Dear Editor,
I happened to stumble, late as usual, across the news that Caricom and the UWI supposedly “planned” a conference on ‘Collective Responsibility for the 21st century.’
If they really “planned” it, as we must assume, then they must explain what they mean by ‘plan.’ How could reasonable people meet and plan such a conference and show such lack of responsibility. The flyer notifying the conference featured 11 persons of the kind of capacity to meet and talk about such high matters. As we now know from Diaspora (Stabroek News) and from a few other reliable sources, the brains trust was made up of eleven men. No woman was included. The full conference, it seems, had twenty-three men and two women taking part. It appears there were no young people.
I can be generous and pro-male and suppose that the plan, which appears more like a plot was not intended. If it was not intended we are in a worse state yet. It means that the mindset is so deep, the awareness of reality is so feeble and the social sense is so absent that they could sit, stand, huddle, skype or email one another and accept such a result, in the name of Collective Responsibility.

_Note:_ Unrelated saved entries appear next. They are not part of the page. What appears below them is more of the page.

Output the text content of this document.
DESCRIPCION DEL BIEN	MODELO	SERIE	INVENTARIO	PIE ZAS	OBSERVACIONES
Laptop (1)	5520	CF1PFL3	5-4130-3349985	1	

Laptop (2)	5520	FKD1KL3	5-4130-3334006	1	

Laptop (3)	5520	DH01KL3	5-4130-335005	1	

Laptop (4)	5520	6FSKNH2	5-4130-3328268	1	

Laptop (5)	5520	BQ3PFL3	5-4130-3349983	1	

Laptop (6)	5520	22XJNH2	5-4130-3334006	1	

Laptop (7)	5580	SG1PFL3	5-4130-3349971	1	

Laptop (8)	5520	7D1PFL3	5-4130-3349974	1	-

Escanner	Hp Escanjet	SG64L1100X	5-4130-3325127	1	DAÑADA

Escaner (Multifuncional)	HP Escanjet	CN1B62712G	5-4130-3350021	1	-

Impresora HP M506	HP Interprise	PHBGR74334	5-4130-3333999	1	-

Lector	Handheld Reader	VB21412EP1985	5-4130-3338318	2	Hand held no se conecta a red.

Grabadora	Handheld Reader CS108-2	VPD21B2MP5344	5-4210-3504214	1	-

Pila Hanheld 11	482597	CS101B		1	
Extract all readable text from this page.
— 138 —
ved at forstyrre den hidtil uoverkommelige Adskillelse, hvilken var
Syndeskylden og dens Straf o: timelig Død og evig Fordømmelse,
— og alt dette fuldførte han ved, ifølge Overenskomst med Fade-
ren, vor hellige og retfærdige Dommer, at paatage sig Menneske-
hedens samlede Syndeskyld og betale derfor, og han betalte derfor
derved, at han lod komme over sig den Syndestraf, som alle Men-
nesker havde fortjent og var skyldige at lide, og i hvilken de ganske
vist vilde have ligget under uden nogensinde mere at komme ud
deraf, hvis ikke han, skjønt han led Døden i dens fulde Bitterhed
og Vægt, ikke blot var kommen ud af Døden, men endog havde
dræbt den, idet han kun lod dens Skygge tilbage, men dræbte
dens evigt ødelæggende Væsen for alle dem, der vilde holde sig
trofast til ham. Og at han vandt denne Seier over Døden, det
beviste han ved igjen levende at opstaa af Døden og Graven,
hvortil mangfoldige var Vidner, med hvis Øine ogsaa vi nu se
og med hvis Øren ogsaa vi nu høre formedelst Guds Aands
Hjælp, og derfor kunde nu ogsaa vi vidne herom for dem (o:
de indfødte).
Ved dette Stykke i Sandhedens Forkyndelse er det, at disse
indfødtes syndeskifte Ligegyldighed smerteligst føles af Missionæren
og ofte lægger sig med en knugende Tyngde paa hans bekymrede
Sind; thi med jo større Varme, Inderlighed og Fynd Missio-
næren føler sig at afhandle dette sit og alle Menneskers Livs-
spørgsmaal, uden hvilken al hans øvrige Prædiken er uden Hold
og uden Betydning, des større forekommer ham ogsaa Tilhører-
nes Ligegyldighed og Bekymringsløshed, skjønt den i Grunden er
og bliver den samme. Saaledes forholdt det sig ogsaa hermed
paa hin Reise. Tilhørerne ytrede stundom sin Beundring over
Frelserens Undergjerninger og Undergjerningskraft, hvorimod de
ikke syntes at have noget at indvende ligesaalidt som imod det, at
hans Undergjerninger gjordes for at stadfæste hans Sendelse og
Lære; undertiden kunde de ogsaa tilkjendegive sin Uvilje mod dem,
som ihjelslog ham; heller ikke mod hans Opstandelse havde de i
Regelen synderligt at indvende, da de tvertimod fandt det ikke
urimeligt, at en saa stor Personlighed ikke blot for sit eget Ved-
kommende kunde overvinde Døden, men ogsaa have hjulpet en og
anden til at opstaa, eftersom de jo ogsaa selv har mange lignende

I am older than the mature men who brought forth this scandal. Is this the 21st century we expect women and young people to look forward to?

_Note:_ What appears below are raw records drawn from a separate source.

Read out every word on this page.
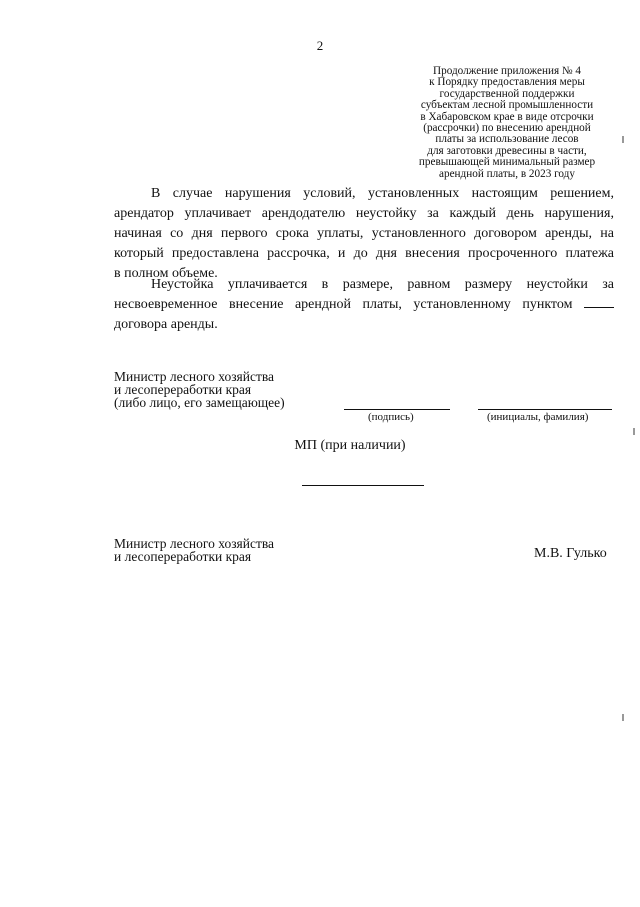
2
Продолжение приложения № 4
к Порядку предоставления меры
государственной поддержки
субъектам лесной промышленности
в Хабаровском крае в виде отсрочки
(рассрочки) по внесению арендной
платы за использование лесов
для заготовки древесины в части,
превышающей минимальный размер
арендной платы, в 2023 году
В случае нарушения условий, установленных настоящим решением,
арендатор уплачивает арендодателю неустойку за каждый день нарушения,
начиная со дня первого срока уплаты, установленного договором аренды, на
который предоставлена рассрочка, и до дня внесения просроченного платежа
в полном объеме.
Неустойка уплачивается в размере, равном размеру неустойки за
несвоевременное внесение арендной платы, установленному пунктом
договора аренды.
Министр лесного хозяйства
и лесопереработки края
(либо лицо, его замещающее)
(подпись)	(инициалы, фамилия)
МП (при наличии)
Министр лесного хозяйства
и лесопереработки края	М.В. Гулько
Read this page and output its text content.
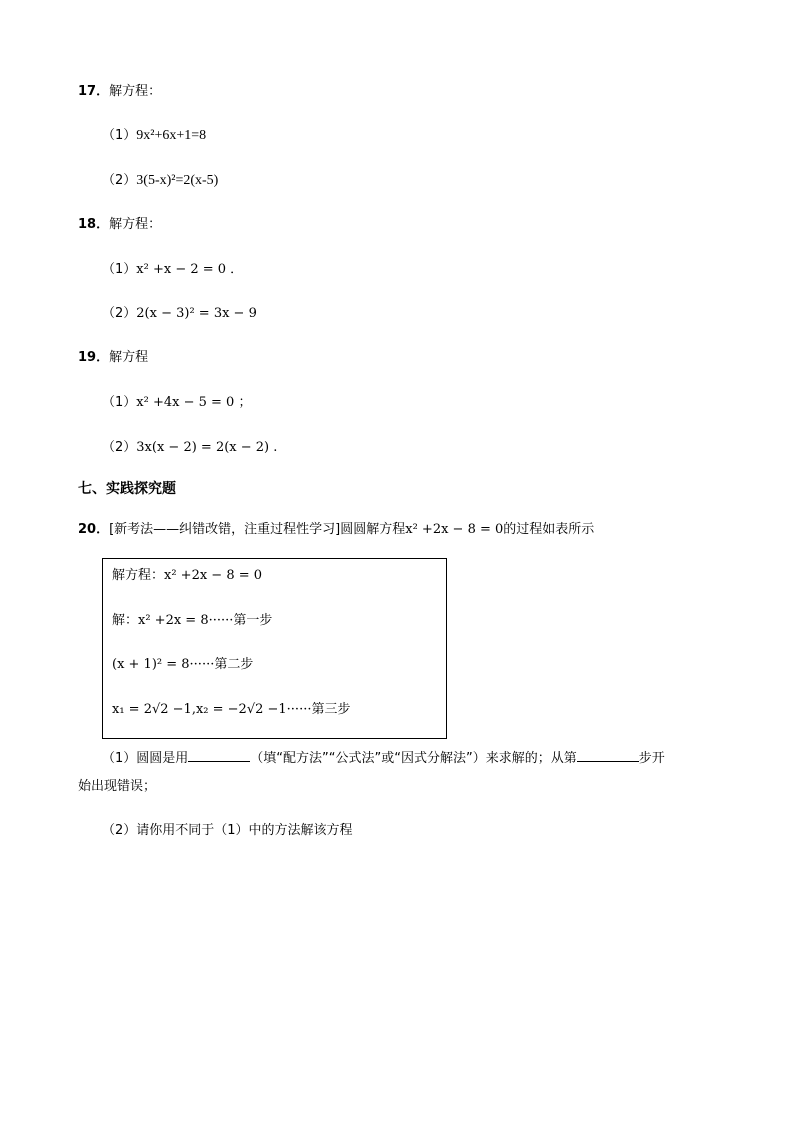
17．解方程：
（1）9x²+6x+1=8
（2）3(5-x)²=2(x-5)
18．解方程：
（1）x² +x − 2 = 0 ．
（2）2(x − 3)² = 3x − 9
19．解方程
（1）x² +4x − 5 = 0 ；
（2）3x(x − 2) = 2(x − 2) .
七、实践探究题
20．[新考法——纠错改错，注重过程性学习]圆圆解方程x² +2x − 8 = 0的过程如表所示
解方程：x² +2x − 8 = 0
解：x² +2x = 8······第一步
(x + 1)² = 8······第二步
x₁ = 2√2 −1,x₂ = −2√2 −1······第三步
（1）圆圆是用	（填“配方法”“公式法”或“因式分解法”）来求解的；从第	步开
始出现错误；
（2）请你用不同于（1）中的方法解该方程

I feel that women and young people can represent themselves and the future and am not seeking to act for them.
I am seeking advice from men and from women and youth who do not mind giving it, to advise whether a signature campaign will be the right way to let the Councils of the Wise know that they do not have our support.
Caribbean women from Nanny to African Janet, from Mama Culley to Rajkumari Singh, from Elma Francois to women of the present day have actually been in the front lines in education, in child delivery in struggle in community, and were the driving force at a Bejing historic world conference.
Are our male front runners tired, forgetful, or unreformed? My proposal for comment is a strong statement with signatures to say to them: This is not the world we want. Remove the chains. Stop it. Get real. Let us not hear such a thing again. It is the same absent mindedness (ie, smugness, lack of concern) that allows domestic violence and other abuses. We demand a public assurance that these ways are over for good.
Finally I think I am afraid that the world will begin to look on Caribbean men as motherless.